The New Zealand "Democrats for Social Credit" Party is celebrating its 60th anniversary this coming weekend:
It should be noted that Major C.H. Douglas was, for both tactical and more principled reasons, strongly opposed to the establishment of Social Credit political parties:
There is at the present time an idea that we should have a Social Credit party in this country. I can quite understand and sympathise with that idea, but it is a profound misconception. It assumes that the government of the country should be a government of experts. Let me show you that it does assume that. If you elect a Social Credit party, supposing you could, I may say that I regard the election of a Social Credit party in this country as one of the greatest catastrophes that could happen. By such an election you proceed to elect, by the nature of it, a number of people who are supposed to know enough about finance to say what should be done about it. Now it is an axiom of experience that no layman can possibly direct the expert in details, and in normal things no layman is fool enough to try to do it.

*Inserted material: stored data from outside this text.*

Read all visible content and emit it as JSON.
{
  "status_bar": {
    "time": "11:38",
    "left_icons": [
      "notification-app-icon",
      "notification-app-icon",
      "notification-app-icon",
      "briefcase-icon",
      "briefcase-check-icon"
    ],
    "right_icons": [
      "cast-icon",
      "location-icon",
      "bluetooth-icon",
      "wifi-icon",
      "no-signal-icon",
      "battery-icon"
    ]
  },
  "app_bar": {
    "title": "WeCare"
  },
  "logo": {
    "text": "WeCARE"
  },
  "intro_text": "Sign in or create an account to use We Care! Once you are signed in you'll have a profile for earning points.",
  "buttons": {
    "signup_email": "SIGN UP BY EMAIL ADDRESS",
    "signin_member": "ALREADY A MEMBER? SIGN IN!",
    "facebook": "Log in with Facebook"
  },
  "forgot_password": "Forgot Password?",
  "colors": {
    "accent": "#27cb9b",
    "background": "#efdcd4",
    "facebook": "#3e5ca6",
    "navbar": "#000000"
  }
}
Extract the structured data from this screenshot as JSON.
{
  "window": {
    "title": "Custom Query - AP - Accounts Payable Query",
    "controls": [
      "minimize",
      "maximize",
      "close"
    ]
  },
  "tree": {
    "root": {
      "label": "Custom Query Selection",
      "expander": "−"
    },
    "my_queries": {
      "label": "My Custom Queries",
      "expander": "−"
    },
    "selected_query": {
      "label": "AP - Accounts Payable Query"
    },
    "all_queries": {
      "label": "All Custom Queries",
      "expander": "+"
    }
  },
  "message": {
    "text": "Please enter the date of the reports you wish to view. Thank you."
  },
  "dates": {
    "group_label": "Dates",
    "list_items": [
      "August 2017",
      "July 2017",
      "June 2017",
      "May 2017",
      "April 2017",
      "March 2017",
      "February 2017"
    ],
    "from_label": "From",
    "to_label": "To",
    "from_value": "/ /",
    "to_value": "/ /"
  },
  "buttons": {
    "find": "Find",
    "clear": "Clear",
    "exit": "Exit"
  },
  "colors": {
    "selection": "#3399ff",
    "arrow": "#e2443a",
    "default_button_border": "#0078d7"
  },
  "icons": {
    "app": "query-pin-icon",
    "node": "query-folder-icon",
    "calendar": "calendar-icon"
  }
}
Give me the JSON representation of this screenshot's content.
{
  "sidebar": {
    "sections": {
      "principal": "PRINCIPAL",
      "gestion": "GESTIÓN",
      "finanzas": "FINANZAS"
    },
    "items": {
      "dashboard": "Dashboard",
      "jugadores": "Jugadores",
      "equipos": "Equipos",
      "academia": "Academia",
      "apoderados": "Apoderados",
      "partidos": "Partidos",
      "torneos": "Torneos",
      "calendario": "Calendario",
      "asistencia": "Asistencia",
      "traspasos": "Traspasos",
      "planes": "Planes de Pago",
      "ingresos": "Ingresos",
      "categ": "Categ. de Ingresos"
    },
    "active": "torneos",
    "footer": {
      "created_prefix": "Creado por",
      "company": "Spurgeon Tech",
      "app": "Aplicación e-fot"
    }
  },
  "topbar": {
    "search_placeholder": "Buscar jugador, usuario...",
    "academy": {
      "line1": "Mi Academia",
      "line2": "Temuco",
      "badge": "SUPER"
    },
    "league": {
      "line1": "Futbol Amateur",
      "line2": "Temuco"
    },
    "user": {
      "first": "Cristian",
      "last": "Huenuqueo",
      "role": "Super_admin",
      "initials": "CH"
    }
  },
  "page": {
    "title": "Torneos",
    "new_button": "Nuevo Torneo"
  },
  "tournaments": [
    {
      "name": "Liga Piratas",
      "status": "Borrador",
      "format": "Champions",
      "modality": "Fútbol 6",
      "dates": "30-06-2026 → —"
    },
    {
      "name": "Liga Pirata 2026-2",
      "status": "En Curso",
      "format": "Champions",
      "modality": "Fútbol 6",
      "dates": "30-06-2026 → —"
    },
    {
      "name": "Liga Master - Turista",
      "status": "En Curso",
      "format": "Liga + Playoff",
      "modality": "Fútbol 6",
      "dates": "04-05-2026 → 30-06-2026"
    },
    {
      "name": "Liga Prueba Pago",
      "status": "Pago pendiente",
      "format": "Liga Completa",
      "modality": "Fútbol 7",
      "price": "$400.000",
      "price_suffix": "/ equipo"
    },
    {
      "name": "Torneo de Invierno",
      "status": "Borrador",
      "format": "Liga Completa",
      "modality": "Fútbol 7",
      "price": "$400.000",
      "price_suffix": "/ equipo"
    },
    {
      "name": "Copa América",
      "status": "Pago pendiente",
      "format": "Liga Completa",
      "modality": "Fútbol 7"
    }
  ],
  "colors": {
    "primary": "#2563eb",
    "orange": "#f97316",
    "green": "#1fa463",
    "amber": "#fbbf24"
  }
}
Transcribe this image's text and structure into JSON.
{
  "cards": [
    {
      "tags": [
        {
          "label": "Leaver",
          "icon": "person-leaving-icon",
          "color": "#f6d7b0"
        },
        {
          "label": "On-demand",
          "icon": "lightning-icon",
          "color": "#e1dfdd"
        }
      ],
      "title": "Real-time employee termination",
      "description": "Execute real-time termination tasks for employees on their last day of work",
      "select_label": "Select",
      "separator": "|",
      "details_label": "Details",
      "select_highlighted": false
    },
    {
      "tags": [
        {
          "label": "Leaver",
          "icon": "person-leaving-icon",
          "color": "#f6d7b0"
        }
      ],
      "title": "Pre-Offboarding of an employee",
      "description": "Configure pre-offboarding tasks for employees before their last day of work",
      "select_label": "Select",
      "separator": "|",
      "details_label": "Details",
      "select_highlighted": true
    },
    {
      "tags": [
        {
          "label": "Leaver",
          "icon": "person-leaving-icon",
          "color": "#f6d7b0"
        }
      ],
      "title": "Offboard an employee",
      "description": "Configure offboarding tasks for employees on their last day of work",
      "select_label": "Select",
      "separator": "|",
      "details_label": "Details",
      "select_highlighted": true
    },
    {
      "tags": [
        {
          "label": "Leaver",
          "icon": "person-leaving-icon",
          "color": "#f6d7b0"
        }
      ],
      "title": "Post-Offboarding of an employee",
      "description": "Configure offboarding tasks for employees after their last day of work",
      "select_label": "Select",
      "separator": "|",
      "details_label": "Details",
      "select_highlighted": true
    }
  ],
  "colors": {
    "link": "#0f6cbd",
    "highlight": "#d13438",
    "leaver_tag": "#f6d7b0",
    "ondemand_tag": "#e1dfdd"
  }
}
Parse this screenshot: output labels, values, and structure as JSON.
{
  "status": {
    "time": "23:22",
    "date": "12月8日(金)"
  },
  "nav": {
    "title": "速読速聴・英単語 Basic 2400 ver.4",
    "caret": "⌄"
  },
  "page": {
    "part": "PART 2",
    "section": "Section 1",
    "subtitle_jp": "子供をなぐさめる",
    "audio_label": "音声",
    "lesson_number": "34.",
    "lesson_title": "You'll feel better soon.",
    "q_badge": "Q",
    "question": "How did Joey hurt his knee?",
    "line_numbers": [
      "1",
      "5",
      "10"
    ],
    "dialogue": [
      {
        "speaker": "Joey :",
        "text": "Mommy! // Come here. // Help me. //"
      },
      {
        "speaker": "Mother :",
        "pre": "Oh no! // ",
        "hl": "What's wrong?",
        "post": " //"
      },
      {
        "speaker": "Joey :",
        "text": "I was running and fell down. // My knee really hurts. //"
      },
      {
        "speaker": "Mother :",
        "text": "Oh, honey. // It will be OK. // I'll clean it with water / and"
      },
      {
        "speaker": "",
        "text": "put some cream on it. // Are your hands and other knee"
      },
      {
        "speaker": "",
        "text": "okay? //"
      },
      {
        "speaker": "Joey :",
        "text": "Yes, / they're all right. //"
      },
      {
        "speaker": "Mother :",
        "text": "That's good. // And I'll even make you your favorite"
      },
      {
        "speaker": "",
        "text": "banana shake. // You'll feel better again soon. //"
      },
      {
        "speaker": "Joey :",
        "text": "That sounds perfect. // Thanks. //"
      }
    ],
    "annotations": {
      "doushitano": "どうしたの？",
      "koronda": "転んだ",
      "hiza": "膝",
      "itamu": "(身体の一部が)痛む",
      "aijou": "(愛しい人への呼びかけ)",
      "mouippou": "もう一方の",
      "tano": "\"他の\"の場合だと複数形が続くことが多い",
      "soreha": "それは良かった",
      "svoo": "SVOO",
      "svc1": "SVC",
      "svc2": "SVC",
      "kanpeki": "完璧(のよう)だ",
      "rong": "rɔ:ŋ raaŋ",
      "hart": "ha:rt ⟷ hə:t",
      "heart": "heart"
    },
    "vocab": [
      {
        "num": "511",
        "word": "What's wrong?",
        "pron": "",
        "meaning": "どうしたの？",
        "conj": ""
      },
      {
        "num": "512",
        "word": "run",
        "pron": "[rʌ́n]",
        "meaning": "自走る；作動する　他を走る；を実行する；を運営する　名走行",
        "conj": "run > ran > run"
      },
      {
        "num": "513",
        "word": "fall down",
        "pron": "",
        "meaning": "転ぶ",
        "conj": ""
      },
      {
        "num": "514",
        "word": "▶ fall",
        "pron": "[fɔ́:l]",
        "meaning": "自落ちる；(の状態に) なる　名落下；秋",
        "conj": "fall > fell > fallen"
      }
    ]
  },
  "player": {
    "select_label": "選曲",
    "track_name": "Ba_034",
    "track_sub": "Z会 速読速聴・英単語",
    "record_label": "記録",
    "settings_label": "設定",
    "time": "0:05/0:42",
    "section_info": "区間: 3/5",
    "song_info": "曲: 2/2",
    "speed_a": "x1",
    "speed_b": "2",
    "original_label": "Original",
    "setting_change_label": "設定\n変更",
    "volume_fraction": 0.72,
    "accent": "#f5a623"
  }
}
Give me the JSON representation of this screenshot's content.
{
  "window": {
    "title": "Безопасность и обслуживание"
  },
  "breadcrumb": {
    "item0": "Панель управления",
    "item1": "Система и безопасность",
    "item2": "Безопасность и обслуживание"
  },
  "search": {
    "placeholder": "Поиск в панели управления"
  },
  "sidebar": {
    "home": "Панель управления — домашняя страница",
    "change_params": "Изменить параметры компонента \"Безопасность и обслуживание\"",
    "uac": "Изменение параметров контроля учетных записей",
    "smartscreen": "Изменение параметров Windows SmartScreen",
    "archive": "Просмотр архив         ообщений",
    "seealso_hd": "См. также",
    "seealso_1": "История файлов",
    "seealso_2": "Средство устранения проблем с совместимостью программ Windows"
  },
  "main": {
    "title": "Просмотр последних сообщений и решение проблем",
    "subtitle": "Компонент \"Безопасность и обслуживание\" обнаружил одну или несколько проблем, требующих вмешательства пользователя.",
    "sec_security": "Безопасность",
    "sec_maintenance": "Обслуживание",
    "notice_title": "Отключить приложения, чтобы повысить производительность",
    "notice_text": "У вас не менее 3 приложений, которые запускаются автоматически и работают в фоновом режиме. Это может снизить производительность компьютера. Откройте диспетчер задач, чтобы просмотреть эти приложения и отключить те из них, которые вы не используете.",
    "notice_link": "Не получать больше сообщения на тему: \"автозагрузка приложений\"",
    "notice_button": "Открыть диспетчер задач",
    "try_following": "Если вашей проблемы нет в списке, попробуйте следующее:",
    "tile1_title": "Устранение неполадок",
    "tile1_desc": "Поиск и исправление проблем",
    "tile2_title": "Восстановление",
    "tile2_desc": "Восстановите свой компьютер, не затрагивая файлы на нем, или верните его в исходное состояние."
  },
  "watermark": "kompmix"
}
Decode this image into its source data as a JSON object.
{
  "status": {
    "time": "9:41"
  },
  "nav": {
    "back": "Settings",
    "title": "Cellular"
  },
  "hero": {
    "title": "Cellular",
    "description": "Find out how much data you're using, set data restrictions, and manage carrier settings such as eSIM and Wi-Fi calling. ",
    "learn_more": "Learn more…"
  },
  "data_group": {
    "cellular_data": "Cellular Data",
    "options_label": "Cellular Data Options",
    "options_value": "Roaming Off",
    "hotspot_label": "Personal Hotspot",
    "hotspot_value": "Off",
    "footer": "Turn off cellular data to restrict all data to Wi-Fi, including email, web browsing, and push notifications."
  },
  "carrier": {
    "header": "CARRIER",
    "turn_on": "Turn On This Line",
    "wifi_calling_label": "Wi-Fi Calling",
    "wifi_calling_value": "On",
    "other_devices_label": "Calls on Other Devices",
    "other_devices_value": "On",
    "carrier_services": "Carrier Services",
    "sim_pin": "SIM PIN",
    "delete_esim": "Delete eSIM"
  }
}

If you had a Social Credit government, it would proceed to direct a set of very competent experts – the existing financial authorities, for example – how to do their jobs. The essential thing about the situation would be the responsibility for what was done. Now no set of 500 or 600 men whom you could elect in this country could possibly know as much about finance as the people they would presume to direct. You know, in all that I have said about financiers, I have never at any time said that they were incompetent, nor are they, within the limits of their own philosophy. But to elect a Social Credit party in this country would be to elect a set of amateurs to direct a set of very competent professionals. The professionals, I may tell you, would see that the amateurs got the blame for everything that was done.[1]
In the place of political parties, Douglas advocated non-party political action on various levels as a means of educating the general population and of putting sufficient pressure on the centres of power so that Social Credit measures could be introduced.
[1] C.H. Douglas, The Approach to Reality (London: K.R.P. Publications Ltd., 1936), 12-13.